July 15, 2008
Albany, N.Y., Advocacy Group Blasts Federal Court’s Clean Air Ruling
By Tom Wanamaker, Watertown Daily Times, N.Y.
Jul. 13--ALBANY -- Friday's federal appeals court ruling that struck down the Clean Air Interstate Rule has been roundly criticized by the Adirondack Council.
"By striking down the Clean Air Interstate Rule, the court has left all of the Northeastern states vulnerable to acid rain and fine particles of smoke that damage people's lungs," said Scott Lorey, director of government relations for the Adirondack Council, a conservation advocacy group. "We need quick action from the U.S. Environmental Protection Agency to reissue the rule. Failing that, Congress must act right away to pass a bill that would require similar, or deeper, cuts in smokestack pollution."
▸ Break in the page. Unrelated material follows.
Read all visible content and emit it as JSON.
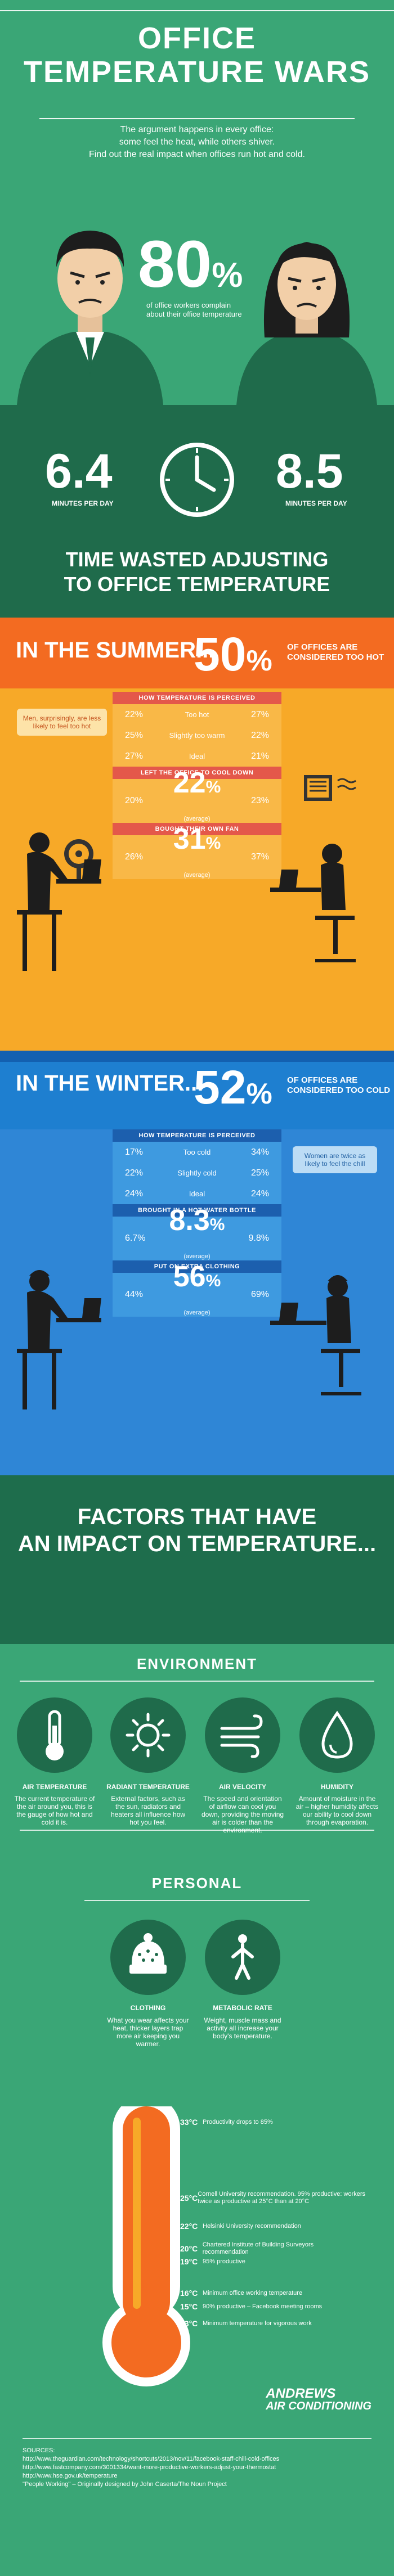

Created in March 2005, CAIR required steep and sustained cuts in nitrogen oxide, which causes smog, and sulfur dioxide, the main component of acid rain, by 2015. The rule applied to 28 states and the District of Columbia. Without it, environmental activists say health risks could grow for residents of the Northeastern U.S.
The three-judge panel of the U.S. Appeals Court for the District of Columbia said CAIR's method of calculating emission caps is "fundamentally flawed," and its trading provisions are "unlawful."
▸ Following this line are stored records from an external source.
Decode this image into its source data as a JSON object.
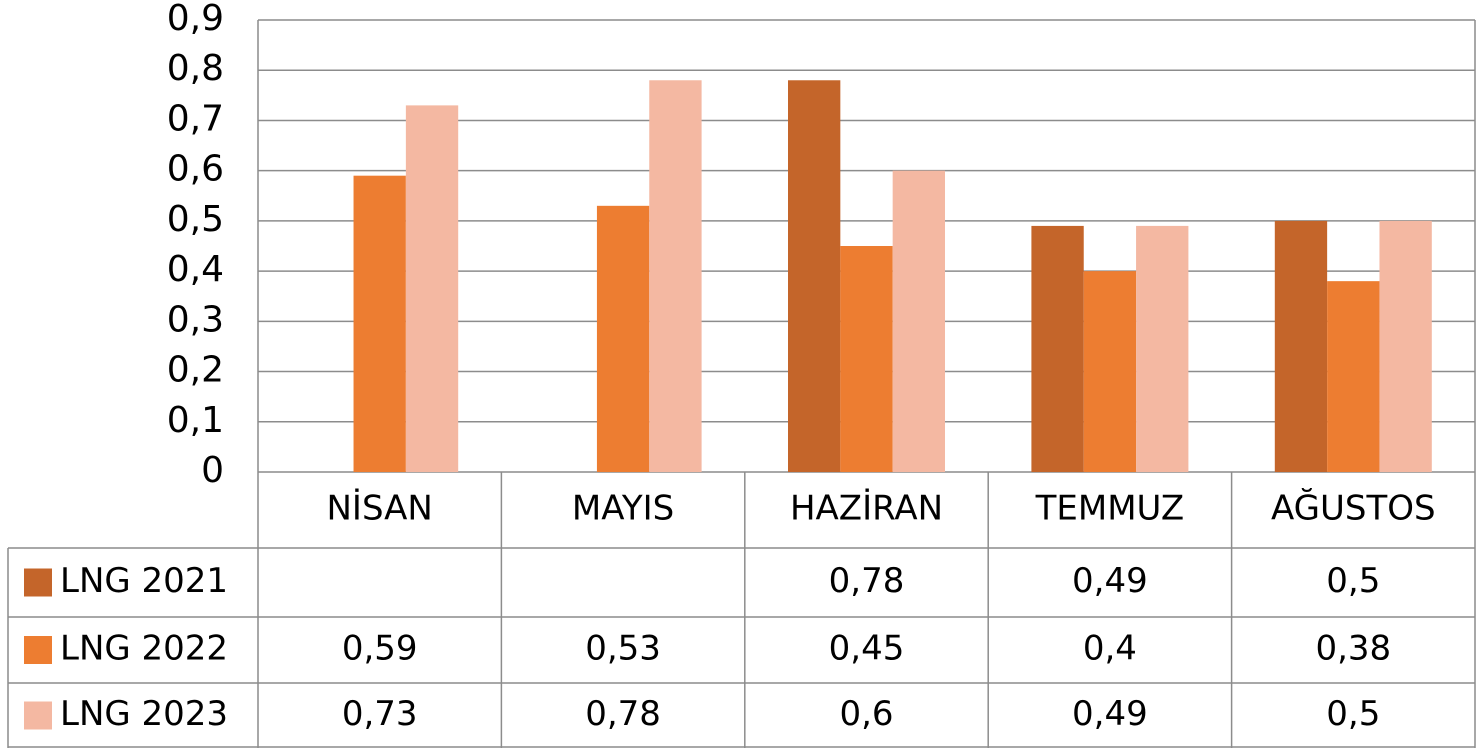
{
  "chart_data": {
    "type": "bar",
    "categories": [
      "NİSAN",
      "MAYIS",
      "HAZİRAN",
      "TEMMUZ",
      "AĞUSTOS"
    ],
    "series": [
      {
        "name": "LNG 2021",
        "color": "#c4652a",
        "values": [
          null,
          null,
          0.78,
          0.49,
          0.5
        ],
        "value_labels": [
          null,
          null,
          "0,78",
          "0,49",
          "0,5"
        ]
      },
      {
        "name": "LNG 2022",
        "color": "#ed7d31",
        "values": [
          0.59,
          0.53,
          0.45,
          0.4,
          0.38
        ],
        "value_labels": [
          "0,59",
          "0,53",
          "0,45",
          "0,4",
          "0,38"
        ]
      },
      {
        "name": "LNG 2023",
        "color": "#f4b8a2",
        "values": [
          0.73,
          0.78,
          0.6,
          0.49,
          0.5
        ],
        "value_labels": [
          "0,73",
          "0,78",
          "0,6",
          "0,49",
          "0,5"
        ]
      }
    ],
    "ylim": [
      0,
      0.9
    ],
    "yticks": [
      0,
      {
        "value": 0.1,
        "label": "0,1"
      },
      {
        "value": 0.2,
        "label": "0,2"
      },
      {
        "value": 0.3,
        "label": "0,3"
      },
      {
        "value": 0.4,
        "label": "0,4"
      },
      {
        "value": 0.5,
        "label": "0,5"
      },
      {
        "value": 0.6,
        "label": "0,6"
      },
      {
        "value": 0.7,
        "label": "0,7"
      },
      {
        "value": 0.8,
        "label": "0,8"
      },
      {
        "value": 0.9,
        "label": "0,9"
      }
    ],
    "grid": true,
    "data_table": true
  }
}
Under CAIR, states could chose between two compliance options. One allowed states to meet their emissions budget by requiring power plants to participate in an interstate cap-and-trade program, administered by EPA, to cap emissions in two stages. The second permitted power plants to meet an individual state emissions budget through measures designed by the state.
The idea was to provide states with tools to address air pollutants from power plants with a cost-effective approach, while simultaneously protecting public health and the environment without impeding a steady flow of affordable energy.
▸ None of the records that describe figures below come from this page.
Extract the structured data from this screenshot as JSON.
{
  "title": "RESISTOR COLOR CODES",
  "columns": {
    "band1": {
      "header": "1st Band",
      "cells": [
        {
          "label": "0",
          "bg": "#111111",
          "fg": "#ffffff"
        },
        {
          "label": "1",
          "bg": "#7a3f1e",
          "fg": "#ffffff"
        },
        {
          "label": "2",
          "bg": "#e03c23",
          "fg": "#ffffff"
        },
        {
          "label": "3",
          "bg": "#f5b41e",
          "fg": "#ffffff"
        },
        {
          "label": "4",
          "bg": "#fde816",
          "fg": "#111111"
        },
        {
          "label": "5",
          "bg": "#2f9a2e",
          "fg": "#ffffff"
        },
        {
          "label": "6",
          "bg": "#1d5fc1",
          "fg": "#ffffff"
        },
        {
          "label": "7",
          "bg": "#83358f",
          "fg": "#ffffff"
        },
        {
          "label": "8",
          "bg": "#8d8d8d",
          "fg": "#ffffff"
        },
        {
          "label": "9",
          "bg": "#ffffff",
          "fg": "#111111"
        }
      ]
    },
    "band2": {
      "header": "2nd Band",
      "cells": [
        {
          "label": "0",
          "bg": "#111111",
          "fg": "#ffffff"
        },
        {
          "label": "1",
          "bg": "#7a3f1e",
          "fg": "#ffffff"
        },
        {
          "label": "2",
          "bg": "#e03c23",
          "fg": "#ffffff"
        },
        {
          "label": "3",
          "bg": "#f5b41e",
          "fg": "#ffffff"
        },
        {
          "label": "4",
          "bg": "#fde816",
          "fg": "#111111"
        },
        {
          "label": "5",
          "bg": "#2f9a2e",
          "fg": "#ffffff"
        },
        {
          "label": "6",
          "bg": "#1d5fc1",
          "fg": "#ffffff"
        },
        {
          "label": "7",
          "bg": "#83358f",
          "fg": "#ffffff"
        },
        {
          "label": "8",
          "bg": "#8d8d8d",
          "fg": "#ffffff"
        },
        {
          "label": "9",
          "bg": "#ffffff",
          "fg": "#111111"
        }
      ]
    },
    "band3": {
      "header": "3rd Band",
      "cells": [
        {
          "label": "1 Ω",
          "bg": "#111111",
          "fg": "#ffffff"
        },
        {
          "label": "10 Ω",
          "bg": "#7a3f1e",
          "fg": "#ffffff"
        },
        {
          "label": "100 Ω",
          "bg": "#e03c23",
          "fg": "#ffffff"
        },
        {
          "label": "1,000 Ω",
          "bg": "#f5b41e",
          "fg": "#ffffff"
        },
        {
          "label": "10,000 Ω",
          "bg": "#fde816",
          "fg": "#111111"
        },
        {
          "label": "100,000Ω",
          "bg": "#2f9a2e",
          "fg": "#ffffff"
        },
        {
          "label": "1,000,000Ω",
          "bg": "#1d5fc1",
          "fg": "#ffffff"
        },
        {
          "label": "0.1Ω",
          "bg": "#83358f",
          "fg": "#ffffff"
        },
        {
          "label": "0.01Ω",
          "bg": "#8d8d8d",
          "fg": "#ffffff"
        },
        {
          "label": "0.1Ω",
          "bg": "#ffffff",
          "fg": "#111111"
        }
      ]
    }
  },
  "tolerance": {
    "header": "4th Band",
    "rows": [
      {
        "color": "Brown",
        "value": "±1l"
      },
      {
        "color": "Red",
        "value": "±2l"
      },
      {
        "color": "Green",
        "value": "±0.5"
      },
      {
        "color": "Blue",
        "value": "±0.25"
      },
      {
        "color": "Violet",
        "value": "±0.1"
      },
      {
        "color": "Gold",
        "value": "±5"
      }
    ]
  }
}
In its decision, the court said EPA must "redo its analysis from the ground up" to determine, among other things, which states should be included under the rule and when -- in 2015 or earlier -- states must eliminate their downwind polluting emissions.
"EPA's approach -- region-wide caps with no state-specific quantitative contribution determinations or emissions requirements -- is fundamentally flawed," the judges wrote. "The trading program is unlawful, because it does not connect states' emissions reductions to any measure of their own significant contributions."
"The sulfur dioxide region-wide caps are entirely arbitrary, since EPA based them on irrelevant factors like the existence of the Title IV program," the judges continued. "The allocation of state budgets from the nitrogen oxide caps is similarly arbitrary because EPA distributed allowances simply in the interest of fairness."
The Adirondack Council said the Adirondack Park "has suffered worse damage from acid rain than any other region of the U.S." as more than 700 of its lakes and ponds are too acidic to support aquatic life while thousands of acres of high-elevation forest has been wiped out.
The Catskill Mountains, Hudson Highlands, Long Island's eastern Pine Barrens and the Finger Lakes also are suffering long-term damage from acid rain, the council said.
"This is a big health issue on the East Coast," said John F. Sheehan, spokesman for the Adirondack Council. "It's not just fish and birds we're worried about. It's everybody."
"CAIR was the single most effective environmental rule issued by the Bush Administration," Mr. Lorey agreed. "The Clean Air Act Amendments of 1990 weren't enough to stop acid rain in the worst-hit places in the nation. We aren't alone in our plight. The entire East Coast is suffering. It's time for the ecological damage and unhealthy air days to stop."
Mr. Sheehan found an interesting twist in the court's decision.
"The irony here is that this is the president's single most significant accomplishment, and it is thrown out by a conservative court," he said.
The case is State of North Carolina v. Environmental Protection Agency, 05-1244. Arguments were heard by Chief Judge David B. Sentelle, and Circuit Judges Judith W. Rogers and Janice Rogers Brown.